Un roi avait un fils unique qu’il aimait plus que la
prunelle de ses yeux. Hélas, ce prince adoré n’était jamais content et il
passait des jours entiers, penché à son balcon, le regard perdu dans le
lointain. – Désires-tu quelque chose? lui demandait le roi. Dis-moi ce que tu
as? – Père, je ne le sais pas moi-même. – Peut-être es-tu amoureux? dit alors
le père.

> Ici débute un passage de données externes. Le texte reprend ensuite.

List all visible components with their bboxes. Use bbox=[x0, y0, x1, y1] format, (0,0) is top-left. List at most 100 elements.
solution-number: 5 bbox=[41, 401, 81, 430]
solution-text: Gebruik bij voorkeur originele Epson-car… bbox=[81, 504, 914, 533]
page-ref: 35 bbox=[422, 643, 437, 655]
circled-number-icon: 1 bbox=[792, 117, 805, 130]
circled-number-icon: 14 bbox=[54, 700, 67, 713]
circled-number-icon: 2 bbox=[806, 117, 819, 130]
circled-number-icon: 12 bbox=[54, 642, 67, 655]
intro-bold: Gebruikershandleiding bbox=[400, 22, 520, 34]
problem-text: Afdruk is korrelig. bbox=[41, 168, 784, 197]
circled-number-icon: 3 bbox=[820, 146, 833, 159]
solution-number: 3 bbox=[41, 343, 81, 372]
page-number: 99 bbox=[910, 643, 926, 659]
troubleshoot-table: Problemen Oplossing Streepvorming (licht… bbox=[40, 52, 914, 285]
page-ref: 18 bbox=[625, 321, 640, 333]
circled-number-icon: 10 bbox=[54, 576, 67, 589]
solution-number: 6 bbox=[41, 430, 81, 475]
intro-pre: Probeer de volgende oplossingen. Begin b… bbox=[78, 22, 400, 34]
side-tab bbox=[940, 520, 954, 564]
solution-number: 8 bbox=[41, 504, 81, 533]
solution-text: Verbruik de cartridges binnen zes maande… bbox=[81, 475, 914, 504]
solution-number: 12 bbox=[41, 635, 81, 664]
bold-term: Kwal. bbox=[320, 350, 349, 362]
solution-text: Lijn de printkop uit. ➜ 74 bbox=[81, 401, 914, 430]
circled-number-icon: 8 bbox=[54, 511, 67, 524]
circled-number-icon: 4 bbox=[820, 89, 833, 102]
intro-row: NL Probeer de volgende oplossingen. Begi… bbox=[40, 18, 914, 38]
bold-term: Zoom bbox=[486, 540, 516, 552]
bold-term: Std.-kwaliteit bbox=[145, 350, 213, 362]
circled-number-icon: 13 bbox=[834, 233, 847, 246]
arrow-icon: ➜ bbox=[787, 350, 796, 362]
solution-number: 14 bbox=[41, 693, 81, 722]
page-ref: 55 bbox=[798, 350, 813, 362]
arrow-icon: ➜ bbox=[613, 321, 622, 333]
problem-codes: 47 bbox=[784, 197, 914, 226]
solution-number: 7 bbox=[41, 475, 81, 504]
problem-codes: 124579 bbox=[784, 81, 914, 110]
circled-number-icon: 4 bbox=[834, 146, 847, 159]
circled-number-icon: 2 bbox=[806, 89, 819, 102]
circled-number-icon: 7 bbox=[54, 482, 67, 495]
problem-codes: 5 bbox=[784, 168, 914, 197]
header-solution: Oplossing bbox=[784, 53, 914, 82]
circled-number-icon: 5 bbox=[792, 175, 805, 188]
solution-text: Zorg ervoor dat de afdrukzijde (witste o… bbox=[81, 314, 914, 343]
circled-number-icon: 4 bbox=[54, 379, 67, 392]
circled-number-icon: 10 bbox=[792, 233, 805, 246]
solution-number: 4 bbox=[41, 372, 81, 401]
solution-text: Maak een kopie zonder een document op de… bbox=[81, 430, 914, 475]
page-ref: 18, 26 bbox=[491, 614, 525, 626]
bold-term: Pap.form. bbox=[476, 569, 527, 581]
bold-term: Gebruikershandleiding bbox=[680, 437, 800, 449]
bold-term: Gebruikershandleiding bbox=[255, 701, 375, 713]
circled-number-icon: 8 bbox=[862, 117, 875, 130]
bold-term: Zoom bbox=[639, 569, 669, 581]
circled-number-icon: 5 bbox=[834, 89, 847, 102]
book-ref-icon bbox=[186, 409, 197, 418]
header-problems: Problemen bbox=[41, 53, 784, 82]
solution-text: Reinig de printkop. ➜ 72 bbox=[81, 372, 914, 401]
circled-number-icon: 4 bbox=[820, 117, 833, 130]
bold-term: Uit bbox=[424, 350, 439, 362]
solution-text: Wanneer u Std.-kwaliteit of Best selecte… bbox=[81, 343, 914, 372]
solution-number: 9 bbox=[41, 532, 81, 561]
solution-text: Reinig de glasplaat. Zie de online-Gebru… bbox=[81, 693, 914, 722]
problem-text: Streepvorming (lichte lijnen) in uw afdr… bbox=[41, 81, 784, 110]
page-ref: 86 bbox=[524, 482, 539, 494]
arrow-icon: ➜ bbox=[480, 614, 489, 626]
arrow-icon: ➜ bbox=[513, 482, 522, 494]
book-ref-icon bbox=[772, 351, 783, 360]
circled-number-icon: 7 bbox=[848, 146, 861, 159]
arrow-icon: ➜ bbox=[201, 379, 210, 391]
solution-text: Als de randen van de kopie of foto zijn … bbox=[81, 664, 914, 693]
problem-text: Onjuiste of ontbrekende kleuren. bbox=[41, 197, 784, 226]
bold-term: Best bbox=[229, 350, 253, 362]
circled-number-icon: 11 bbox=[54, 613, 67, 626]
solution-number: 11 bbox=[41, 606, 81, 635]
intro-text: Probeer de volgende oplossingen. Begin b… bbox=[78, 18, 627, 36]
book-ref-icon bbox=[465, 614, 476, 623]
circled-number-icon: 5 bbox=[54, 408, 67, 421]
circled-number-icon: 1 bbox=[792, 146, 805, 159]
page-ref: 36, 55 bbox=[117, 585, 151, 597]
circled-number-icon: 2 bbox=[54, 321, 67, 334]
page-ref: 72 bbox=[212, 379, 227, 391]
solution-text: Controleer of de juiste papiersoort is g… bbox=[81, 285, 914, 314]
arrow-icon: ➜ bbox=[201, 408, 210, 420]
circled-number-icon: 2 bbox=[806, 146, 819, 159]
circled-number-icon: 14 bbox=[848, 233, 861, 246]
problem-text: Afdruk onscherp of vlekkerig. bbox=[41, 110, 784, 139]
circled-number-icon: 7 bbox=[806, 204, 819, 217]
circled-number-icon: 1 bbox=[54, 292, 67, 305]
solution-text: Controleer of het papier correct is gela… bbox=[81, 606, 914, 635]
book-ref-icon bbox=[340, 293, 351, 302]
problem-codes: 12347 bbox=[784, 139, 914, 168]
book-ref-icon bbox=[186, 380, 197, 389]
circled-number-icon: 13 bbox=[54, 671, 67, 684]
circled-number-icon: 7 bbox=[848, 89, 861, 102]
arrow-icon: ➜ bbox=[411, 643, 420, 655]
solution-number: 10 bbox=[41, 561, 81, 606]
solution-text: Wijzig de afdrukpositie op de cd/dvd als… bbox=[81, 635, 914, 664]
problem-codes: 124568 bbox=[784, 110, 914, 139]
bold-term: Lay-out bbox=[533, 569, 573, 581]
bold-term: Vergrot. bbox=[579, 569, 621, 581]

Sache en tout cas que si quelque fille a fait battre ton cœur, qu’elle
soit la fille du roi le plus puissant de la terre ou une simple bergère, je n’hésiterai
pas à te la donner pour épouse. – Non, père, répondit le jeune homme, en vérité
je ne suis pas amoureux. Le roi avait tout essayé pour le distraire. Mais
hélas! Théâtre, bals, musique, rien n’y faisait. Alors, ne sachant plus que
faire, un jour le roi a fait publier une ordonnance. Aussitôt, de tous les
coins du monde, on a vu accourir les gens les plus instruits: philosophes,
docteurs, savants professeurs. Le roi leur a présenté son fils et a demandé
conseil sur ce qui l’inquiétait. Les savants se sont retirés pour réfléchir et
après trois jours ils sont revenus. – Majesté, ont-ils dit, nous avons
longtemps pensé à ce qui vous tourmente, nous avons consulté les étoiles, et
voici ce qu’à notre avis vous devez faire. Il faut que vous cherchiez un homme
vraiment heureux et que vous échangiez sa chemise contre celle de votre fils.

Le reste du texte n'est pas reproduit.